Мы давно следим за вашей Базой, но расправу с вами оставили напоследок, на сладкое. Однако, вы ускорили ход событий, заявившись к нам сами. Что ж, раз вы так нетерпеливы, займемся нашей общей проблемой прямо сейчас. Не возражаешь, дурень?
Я давно хотел с тобой познакомиться, Комбат, и раз уж так случилось, что твои люди сами пришли к нам в Кристалл, я позволил этим олухам взять меня в плен. Мне нужно было заставить тебя придти во главе твоих людей к нам, в Новую Спарту. Жаль, пришли не все, но я думаю, мы решим этот вопрос. Я заставлю тебя вызвать по рации подкрепление. Пусть приходят все, кто там еще остался на вашем острове, будь уверен, всех разместим в номерах, подобных этому!
Кстати, не беспокойся за мою руку. Через неделю она будет как новенькая. Наши медики творят настоящие чудеса. Боль ничто, я терпел и не такое. Ты знаешь, что такое настоящая боль, глупец? Спартанцы знают об этом многое.

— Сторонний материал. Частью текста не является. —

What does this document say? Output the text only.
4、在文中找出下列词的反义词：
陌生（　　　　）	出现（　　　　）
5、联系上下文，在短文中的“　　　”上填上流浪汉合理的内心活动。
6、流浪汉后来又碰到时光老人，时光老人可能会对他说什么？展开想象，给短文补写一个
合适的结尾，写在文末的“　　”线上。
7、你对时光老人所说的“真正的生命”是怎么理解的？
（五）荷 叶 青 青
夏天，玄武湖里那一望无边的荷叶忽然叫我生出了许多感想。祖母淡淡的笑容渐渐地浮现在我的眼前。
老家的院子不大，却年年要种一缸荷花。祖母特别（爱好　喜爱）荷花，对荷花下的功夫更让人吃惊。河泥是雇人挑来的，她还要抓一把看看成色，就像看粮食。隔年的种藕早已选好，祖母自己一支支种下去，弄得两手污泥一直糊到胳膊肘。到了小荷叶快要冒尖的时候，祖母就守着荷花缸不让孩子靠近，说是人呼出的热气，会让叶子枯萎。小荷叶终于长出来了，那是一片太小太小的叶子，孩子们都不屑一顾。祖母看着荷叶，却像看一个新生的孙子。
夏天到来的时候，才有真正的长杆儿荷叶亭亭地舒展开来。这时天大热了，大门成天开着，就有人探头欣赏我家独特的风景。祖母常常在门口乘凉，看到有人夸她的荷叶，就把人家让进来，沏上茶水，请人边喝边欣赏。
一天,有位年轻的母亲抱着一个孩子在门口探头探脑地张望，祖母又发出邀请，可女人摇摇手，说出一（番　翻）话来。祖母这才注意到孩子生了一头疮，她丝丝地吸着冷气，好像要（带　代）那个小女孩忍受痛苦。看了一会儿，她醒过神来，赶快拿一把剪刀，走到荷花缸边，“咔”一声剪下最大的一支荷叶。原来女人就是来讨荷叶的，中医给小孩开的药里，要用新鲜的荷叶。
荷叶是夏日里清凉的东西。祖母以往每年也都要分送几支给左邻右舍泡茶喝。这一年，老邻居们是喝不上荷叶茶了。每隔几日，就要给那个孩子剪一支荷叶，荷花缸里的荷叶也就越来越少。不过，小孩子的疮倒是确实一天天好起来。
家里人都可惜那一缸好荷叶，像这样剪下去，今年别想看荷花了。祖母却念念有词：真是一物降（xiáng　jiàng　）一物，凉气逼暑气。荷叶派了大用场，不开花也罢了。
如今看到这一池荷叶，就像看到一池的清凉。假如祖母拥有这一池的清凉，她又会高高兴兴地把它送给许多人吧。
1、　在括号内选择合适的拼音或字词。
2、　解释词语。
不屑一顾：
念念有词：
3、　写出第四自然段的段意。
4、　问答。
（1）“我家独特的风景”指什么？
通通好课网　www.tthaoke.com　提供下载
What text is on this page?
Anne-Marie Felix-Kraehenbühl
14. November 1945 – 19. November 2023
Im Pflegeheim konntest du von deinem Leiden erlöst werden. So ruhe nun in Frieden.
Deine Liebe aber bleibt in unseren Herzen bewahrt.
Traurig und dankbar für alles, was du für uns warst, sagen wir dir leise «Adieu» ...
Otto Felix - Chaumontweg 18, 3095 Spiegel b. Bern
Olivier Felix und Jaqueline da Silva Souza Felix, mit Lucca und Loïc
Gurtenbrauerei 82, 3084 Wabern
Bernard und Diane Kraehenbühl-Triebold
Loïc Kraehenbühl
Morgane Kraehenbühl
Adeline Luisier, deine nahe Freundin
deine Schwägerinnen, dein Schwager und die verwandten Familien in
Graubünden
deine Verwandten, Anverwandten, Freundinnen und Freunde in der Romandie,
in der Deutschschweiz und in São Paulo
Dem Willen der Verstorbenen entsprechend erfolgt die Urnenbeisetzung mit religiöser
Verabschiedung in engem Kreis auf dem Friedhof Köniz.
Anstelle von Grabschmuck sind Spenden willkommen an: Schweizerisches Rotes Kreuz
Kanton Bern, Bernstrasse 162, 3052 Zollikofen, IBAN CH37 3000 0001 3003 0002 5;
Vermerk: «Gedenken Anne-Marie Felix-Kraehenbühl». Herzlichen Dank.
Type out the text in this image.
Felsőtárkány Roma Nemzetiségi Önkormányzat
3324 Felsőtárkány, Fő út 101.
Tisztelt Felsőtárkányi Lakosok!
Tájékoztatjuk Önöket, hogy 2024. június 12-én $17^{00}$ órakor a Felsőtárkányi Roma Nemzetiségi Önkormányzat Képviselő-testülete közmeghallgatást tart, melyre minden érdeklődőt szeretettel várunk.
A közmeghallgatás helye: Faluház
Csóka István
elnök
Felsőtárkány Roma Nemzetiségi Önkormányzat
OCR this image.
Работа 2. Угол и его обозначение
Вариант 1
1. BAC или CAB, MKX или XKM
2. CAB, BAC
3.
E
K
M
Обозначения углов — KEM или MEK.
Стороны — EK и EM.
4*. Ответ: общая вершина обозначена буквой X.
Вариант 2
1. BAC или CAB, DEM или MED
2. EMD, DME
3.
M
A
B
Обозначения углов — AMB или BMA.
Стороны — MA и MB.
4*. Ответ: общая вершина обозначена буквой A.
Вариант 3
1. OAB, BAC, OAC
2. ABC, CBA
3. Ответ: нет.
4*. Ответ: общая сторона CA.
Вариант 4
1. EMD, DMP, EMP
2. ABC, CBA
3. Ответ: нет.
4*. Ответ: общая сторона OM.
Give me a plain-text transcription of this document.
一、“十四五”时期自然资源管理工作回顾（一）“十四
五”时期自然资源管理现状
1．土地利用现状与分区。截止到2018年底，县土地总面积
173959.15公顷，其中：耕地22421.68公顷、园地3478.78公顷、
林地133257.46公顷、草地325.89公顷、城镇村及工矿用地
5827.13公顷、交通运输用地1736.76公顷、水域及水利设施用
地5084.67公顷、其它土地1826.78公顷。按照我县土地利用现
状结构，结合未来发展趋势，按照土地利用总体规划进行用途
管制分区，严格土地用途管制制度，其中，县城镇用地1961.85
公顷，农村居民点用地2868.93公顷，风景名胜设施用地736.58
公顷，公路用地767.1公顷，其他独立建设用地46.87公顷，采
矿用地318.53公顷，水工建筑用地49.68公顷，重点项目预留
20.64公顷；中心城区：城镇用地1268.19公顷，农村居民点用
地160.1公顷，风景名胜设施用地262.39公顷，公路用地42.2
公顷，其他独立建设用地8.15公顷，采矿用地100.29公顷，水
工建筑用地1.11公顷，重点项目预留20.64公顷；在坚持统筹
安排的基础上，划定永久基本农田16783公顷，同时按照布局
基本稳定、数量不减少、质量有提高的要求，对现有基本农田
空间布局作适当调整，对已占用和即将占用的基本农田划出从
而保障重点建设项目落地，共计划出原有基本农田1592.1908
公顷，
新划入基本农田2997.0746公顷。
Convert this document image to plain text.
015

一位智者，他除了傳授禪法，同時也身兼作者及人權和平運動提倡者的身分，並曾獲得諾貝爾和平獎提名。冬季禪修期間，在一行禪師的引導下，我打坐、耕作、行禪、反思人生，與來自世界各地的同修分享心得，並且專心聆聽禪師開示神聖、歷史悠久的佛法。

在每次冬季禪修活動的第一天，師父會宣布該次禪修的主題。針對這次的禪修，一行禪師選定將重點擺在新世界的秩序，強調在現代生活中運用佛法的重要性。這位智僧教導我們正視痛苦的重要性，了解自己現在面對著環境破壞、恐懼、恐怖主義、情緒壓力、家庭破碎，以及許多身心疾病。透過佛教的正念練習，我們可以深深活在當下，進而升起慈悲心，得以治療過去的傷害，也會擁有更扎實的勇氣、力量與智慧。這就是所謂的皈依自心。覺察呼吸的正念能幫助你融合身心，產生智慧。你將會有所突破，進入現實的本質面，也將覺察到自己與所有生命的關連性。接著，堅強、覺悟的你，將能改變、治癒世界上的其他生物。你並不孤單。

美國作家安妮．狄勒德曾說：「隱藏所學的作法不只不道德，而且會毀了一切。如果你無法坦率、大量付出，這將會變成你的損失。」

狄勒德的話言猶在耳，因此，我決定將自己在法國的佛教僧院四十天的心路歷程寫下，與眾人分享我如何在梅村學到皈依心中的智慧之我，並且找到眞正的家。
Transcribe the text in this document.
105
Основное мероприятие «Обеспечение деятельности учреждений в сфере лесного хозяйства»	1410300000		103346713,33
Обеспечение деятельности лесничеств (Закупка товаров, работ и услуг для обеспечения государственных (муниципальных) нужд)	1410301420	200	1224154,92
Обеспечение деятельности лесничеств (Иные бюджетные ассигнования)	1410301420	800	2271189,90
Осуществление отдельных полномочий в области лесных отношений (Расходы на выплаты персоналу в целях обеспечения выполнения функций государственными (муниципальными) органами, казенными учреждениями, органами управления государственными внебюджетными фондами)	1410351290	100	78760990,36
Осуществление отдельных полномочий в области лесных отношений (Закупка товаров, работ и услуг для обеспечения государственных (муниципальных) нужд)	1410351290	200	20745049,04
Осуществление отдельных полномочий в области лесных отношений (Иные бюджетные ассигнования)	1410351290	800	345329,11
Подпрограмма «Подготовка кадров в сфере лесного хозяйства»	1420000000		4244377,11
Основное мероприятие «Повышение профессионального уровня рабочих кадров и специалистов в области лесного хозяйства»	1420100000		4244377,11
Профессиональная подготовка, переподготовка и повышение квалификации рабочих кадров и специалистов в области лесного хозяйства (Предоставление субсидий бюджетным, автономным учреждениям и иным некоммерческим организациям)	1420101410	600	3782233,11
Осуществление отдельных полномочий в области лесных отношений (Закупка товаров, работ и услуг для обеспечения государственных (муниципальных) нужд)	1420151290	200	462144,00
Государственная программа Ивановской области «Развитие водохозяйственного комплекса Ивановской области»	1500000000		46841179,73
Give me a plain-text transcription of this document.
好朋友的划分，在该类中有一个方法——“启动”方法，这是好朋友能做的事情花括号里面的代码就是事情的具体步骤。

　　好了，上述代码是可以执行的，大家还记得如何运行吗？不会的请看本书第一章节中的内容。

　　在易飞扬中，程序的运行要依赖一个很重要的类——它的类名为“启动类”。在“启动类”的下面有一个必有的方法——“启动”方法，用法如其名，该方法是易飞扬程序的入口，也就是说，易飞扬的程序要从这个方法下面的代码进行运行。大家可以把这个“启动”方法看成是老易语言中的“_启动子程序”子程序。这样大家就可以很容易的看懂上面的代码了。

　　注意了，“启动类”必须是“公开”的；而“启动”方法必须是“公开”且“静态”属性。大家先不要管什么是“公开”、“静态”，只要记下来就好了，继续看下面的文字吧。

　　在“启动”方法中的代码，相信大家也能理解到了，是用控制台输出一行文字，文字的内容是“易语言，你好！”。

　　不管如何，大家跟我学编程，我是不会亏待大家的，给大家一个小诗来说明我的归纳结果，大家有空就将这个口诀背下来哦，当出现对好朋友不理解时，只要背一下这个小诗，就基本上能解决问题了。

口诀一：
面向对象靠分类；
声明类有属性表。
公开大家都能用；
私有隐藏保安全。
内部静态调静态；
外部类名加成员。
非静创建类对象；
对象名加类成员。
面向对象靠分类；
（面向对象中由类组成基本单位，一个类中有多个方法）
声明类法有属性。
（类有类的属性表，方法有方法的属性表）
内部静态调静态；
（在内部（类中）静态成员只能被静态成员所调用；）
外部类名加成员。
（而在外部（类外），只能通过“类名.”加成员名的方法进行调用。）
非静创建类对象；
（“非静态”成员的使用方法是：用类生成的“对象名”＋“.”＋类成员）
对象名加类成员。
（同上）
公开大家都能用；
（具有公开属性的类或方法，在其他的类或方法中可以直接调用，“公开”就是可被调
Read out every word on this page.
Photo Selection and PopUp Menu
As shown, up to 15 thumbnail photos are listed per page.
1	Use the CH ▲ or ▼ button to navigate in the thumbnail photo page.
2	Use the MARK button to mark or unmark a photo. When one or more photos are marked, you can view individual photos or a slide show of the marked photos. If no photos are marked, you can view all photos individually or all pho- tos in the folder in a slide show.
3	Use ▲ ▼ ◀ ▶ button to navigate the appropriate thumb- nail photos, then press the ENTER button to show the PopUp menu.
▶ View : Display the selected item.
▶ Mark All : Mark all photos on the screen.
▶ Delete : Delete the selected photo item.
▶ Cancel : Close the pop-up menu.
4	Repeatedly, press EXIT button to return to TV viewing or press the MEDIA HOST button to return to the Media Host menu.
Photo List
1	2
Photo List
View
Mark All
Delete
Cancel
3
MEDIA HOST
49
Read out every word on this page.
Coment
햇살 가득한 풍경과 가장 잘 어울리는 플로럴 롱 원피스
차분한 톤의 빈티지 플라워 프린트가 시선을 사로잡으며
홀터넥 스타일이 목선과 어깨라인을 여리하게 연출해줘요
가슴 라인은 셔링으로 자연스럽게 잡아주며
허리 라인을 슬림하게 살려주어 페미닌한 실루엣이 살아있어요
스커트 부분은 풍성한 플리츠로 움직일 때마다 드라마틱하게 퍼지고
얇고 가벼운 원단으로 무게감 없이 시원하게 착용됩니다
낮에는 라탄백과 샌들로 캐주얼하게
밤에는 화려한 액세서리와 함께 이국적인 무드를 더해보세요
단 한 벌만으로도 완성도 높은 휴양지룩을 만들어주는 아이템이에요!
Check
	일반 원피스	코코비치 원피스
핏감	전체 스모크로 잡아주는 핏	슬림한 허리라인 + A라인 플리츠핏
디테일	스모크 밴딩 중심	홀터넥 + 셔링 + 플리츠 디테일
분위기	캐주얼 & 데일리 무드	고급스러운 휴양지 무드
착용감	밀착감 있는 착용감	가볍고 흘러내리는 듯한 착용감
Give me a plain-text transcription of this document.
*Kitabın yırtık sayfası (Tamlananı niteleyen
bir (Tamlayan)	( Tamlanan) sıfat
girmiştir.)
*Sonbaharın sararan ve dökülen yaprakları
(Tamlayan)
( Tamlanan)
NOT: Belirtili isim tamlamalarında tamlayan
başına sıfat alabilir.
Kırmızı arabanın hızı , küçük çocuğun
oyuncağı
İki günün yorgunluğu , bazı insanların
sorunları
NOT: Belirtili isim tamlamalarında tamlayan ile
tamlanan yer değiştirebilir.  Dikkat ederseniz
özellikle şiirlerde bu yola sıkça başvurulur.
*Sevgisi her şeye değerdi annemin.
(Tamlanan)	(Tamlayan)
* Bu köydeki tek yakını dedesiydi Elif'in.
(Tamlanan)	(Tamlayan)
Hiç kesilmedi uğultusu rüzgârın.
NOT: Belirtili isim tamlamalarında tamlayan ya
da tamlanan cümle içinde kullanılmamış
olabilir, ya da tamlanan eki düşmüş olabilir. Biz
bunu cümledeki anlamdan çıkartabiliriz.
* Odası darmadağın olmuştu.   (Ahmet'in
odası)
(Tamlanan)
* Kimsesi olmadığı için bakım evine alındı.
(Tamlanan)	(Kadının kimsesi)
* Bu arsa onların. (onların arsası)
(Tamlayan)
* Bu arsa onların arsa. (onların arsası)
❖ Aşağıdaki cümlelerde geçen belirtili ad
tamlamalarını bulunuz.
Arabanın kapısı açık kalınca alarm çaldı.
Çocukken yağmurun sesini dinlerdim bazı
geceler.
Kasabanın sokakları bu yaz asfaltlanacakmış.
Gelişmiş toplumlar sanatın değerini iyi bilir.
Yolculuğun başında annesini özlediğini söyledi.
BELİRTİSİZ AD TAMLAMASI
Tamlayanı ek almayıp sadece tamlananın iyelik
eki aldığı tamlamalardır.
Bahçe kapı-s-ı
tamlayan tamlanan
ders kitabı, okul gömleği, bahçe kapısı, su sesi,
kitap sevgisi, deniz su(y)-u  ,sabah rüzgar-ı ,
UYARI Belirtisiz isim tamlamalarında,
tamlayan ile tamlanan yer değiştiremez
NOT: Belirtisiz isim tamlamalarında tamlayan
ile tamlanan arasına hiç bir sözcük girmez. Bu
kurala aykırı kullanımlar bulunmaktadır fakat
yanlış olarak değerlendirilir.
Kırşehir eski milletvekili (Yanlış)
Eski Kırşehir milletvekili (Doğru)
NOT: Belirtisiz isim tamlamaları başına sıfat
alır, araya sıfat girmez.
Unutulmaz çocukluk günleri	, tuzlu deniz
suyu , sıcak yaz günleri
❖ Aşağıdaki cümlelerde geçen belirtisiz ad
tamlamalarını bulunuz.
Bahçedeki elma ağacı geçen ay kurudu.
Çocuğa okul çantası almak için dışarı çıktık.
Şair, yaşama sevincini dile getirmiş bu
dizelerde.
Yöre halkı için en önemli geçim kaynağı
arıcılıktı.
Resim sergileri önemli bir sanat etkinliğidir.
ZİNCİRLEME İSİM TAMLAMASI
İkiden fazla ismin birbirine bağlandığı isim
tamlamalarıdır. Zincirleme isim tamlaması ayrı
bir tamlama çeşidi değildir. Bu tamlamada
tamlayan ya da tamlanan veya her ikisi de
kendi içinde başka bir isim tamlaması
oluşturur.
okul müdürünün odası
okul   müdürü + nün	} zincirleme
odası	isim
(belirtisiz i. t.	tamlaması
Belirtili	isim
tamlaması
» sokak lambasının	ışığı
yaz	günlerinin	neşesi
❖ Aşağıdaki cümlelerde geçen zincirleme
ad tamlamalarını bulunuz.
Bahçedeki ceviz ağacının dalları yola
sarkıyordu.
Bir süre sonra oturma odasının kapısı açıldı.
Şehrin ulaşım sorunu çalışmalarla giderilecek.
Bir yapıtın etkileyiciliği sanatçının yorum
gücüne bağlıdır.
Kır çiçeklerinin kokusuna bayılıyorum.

Один из наших братьев, вскоре после того, как мы спустились под землю , добровольно кастрировал себя, когда осознал, что женщины исчезли с лица земли. Посчитал, что таким образом устранит проблему полового влечения. К тому же, это был знак скорби и траура. Он оскопил себя без обезболивающих, чудом не умер от потери крови, но не издал ни звука. Боль, которую ты мне причинил, это ничто по сравнению с его мучениями. Мы заперли его в медицинском блоке в одном из изоляторов. Можешь ли ты вообще представить себе, через какие муки ада прошел этот человек добровольно?